CNRS La lettre innovation

Partenariats, création d'entreprises, brevets, licences, événement... Retrouvez tous les mois les dernières actualités de la valorisation et de l'innovation au CNRS.

Start-up

Signia Therapeutics identifie des molécules pour contrer les infections respiratoires

La start-up fondée par des chercheurs du Centre international de recherche en infectiologie1 et de l'université Laval (Québec, Canada) a mis au point une méthode innovante de repositionnement de molécules dans de nouvelles applications thérapeutiques. Sa cible : les maladies infectieuses respiratoires.

illustration

Les maladies infectieuses respiratoires comme la grippe (250 000 à 500 000 décès chaque année dans le monde), ou la bronchiolite, qui peut s'avérer grave chez les jeunes enfants, représentent un véritable enjeu de santé publique. Or, les traitements contre les virus responsables de ces infections sont parfois inefficaces voire inexistants. La start-up Signia Therapeutics, fondée en avril 2017 par des chercheurs du Centre international de recherche en infectiologie1 et de l'université Laval (Québec, Canada), propose une méthode innovante pour identifier des molécules capables de contrecarrer ces infections respiratoires. Développée au sein du laboratoire, cette méthode a déjà permis d'identifier huit molécules antivirales, protégées par des brevets, et qui sont maintenant dans le pipeline de Signia Therapeutics. La stratégie de la start-up consiste à repositionner comme anti-infectieux des molécules qui avaient été au départ développées pour d'autres indications, sans parfois atteindre la mise sur le marché.

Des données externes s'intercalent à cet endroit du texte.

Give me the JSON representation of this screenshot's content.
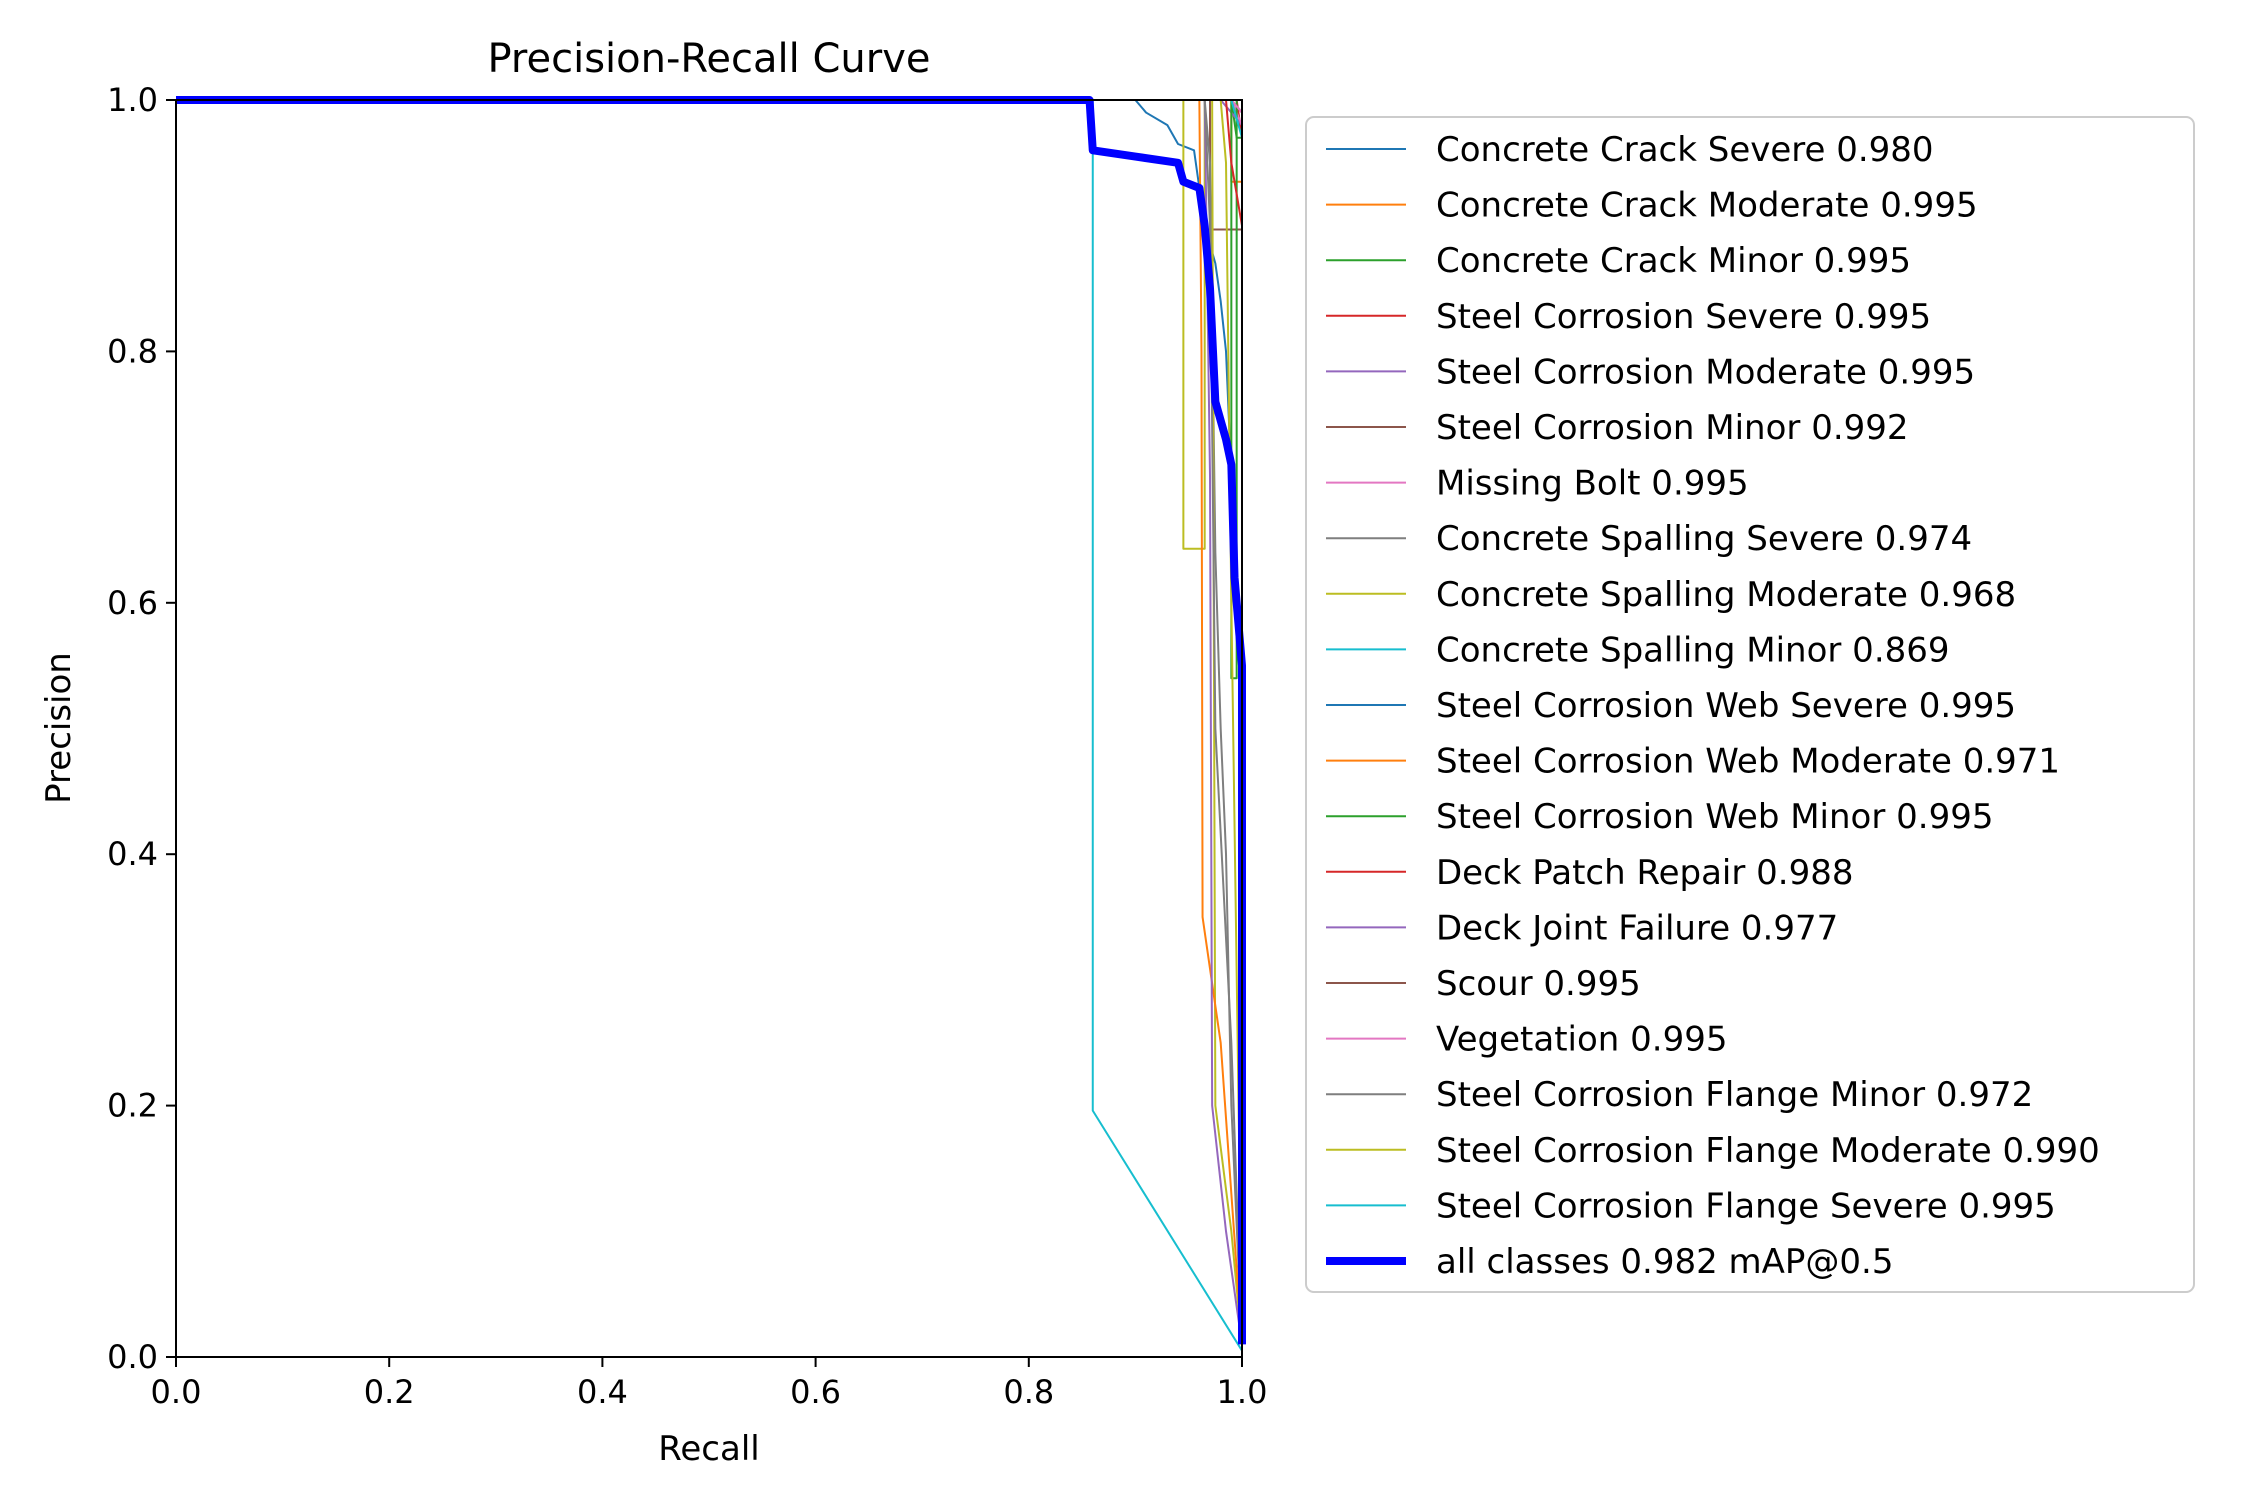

« Nous travaillons notamment sur des molécules qui sont dans le domaine public, ou sur des molécules appartenant à la chimiothèque de laboratoires mais n’ayant jamais atteint le marché, et pour lesquelles nous proposons de nouvelles possibilités commerciales », indique Olivier Terrier, l'un des cofondateurs de Signia Therapeutics2. Ainsi, la start-up a signé récemment un important accord avec Sanofi, qui prévoit l'évaluation de plus de cent molécules provenant de la chimiothèque du laboratoire pharmaceutique, dans l’optique de repositionner certaines d’entre elles dans le champ antiviral.

La stratégie utilisée par Signia Therapeutics consiste à cibler non pas le virus lui-même mais son impact sur la cellule hôte, à partir d'échantillons cliniques provenant de patients infectés. La plateforme d'identification de nouvelles applications thérapeutiques repose sur un processus original : l'identification d'une molécule active est basée sur l'analyse transcriptomique3, par comparaison entre les signatures transcriptomiques de cellules pathologiques et de cellules traitées par la molécule.

« D'autres accords avec des laboratoires pharmaceutiques sont en cours de négociation pour repositionner des molécules qui n’avaient plus de perspectives de développement », indique Philippe Personne, directeur général de Signia Therapeutics. L'équipe initiale des fondateurs va se renforcer pour atteindre huit personnes fin 2019. La start-up va également valoriser son portefeuille de brevets en recherchant des partenaires industriels susceptibles de poursuivre le développement de ses molécules jusqu'à l'autorisation de mise sur le marché, puis la commercialisation. Une levée de fonds est sur le point d'être finalisée, pour continuer le développement de l'entreprise.

 

1 Centre international de recherche en infectiologie (CNRS/Inserm/ENS Lyon/Université Claude Bernard)

2 Les quatre fondateurs scientifiques de Signia Therapeutics, tous trois issus du Centre international de recherche en infectiologie, sont Olivier Terrier (CNRS), Andrés Pizzorno (Université Lyon 1), Manuel Rosa-Calatrava (Inserm) et Guy Boivin (Université Laval/CHU de Québec)

3 L'analyse transcriptomique est l'étude de l'ensemble des ARN produits lors de la transcription d'un génome. La quantification de ces ARN donne une indication du taux de transcription de différents gènes dans des conditions données et peut ainsi permettre de caractériser un état infectieux des cellules : sa signature transcriptomique.